“Look, you want to make some easy money?”
Given her current life situation? “Depends on what I have to do.”
The woman grinned. “Oh, honey, trust me, that won’t be a problem.”
“But—”
“You single?” the woman asked with barely suppressed impatience.
“Yes, why?”
“Perfect. Come on, we have to get you to makeup and wardrobe.”
“My mom’s going to be in the movie?” Tommy asked.
The woman stared up at Tommy and then looked at Claire’s smaller frame. “Mom?”
“Yes,” Claire said.
The woman sighed and rolled her eyes, her hand tightening on Claire’s hand. “Some people get all the good genes. Let’s go.”
Thirty minutes later, Claire emerged from wardrobe in a chic black sleeveless dress with thigh-high slits up both sides. Oversized earrings completed the dazzling look, and someone handed her six-inch heels she thankfully didn’t have to wear because they filmed on sand.
Her blond hair had been pulled into an elegant knot, with long tendrils framing her face, and her lips were coated with dark red lipstick that popped with her carefully lined eyes.
She didn’t remember wearing this much makeup since her high school prom, but the artist assured her it was required due to the lighting and gist of the scene.
She carried the prop heels in her hand, and then the headset-wearing woman who’d come to the craft service whisked her toward yet another tent. Inside she found none other than Oliver Beck standing beside— “Denz? Is thatyou?”
He’d been transformed. Makeup had taken a turn at him as well, it seemed, and his normally clean-shaven face now had a beard attached. They’d dressed him in a black T-shirt and black slacks, making him look like a mob enforcer given the abundant muscles revealed by the short sleeves.
“Ms. Simmons, I’m Oliver Beck. Thank you for agreeing to be the last-minute fill-in.”
“I’m not sure I agreed as much as I was commandeered.”
“Same,” Denz mused, staring at her.
“You two know each other?” Oliver asked, shifting his attention between them.
Denz quickly filled Oliver in on how while Claire stood frozen as the awestruck fangirl she was.

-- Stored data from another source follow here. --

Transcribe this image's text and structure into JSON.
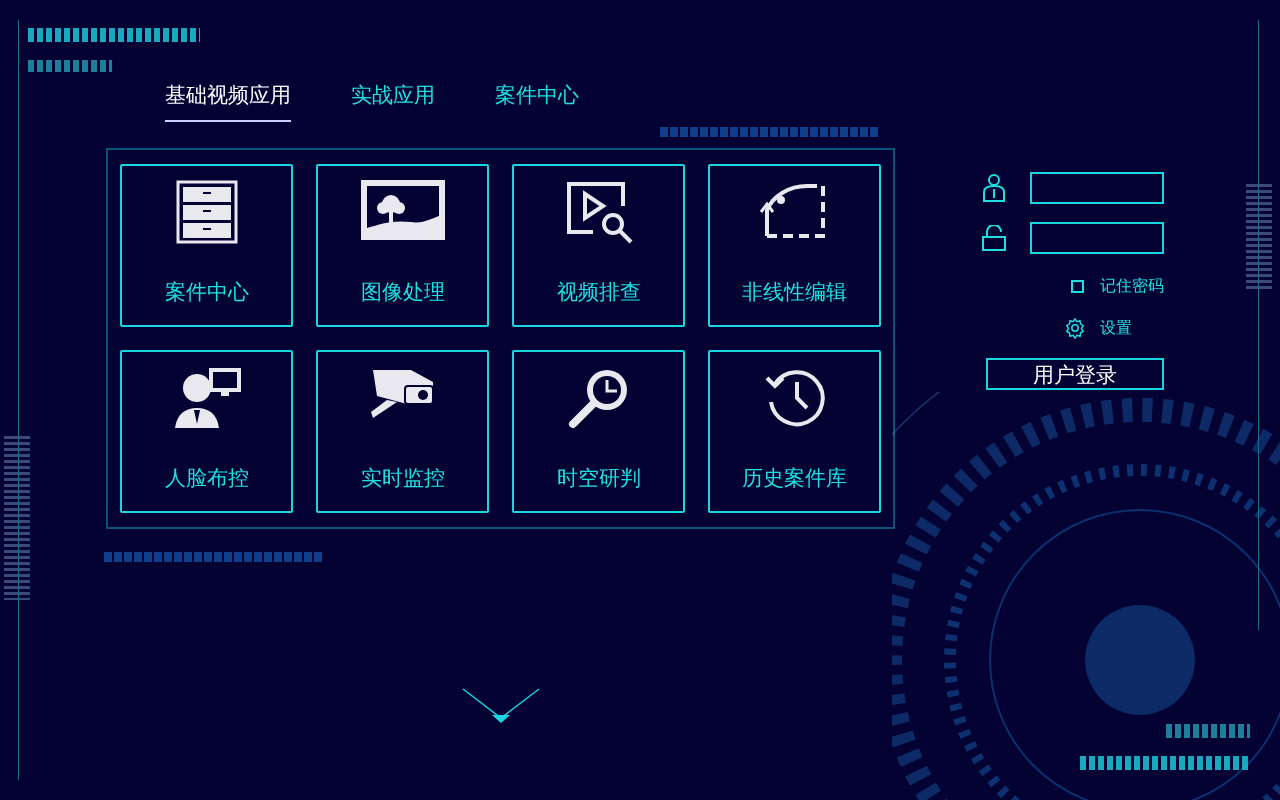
{
  "tabs": [
    {
      "label": "基础视频应用",
      "selected": true
    },
    {
      "label": "实战应用",
      "selected": false
    },
    {
      "label": "案件中心",
      "selected": false
    }
  ],
  "tiles": [
    {
      "kind": "cabinet",
      "label": "案件中心"
    },
    {
      "kind": "picture",
      "label": "图像处理"
    },
    {
      "kind": "video_search",
      "label": "视频排查"
    },
    {
      "kind": "curve",
      "label": "非线性编辑"
    },
    {
      "kind": "face",
      "label": "人脸布控"
    },
    {
      "kind": "camera",
      "label": "实时监控"
    },
    {
      "kind": "clock_search",
      "label": "时空研判"
    },
    {
      "kind": "history",
      "label": "历史案件库"
    }
  ],
  "login": {
    "remember": {
      "label": "记住密码",
      "checked": false
    },
    "settings": "设置",
    "button": "用户登录"
  }
}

“Well, that is a coincidence,” Oliver said. “It’s nice to meet you, Claire.”
“L-likewise.”
“So here’s the scene and why you two are perfect. Denz is basically playing himself, a bodyguard. He’s caught up to his runaway princess, and she’s convinced him to give her a brief taste of freedom before she has to return to her duties. Away from everyone else, they’ve fallen in love, and the scene you’re about to do is the goodbye kiss before her family takes her away.”
Kiss?
Claire glanced at Denz and then back at Oliver Beck, aware of the flush rising up her neck into her cheeks. “Shouldn’t the actual actors be doing this?”
Oliver Beck’s handsome face twisted into a grimace. “Yes, but both have come down with a stomach bug, so now we’re improvising due to the schedule. It won’t be a close-up and”—he turned and waved a hand at the headset-wearing woman who’d found Claire in the van—“we’ve matched you up really well, I think,” he said, taking the sheet of paper the woman handed him and passing it on to Claire. It was a photograph of the actors.
“I’m… You mean I’m the stand-in forher?”
Everyone chuckled at Claire’s question and the utter disbelief in her tone.
“You don’t see the resemblance?” Oliver asked, his gaze twinkling.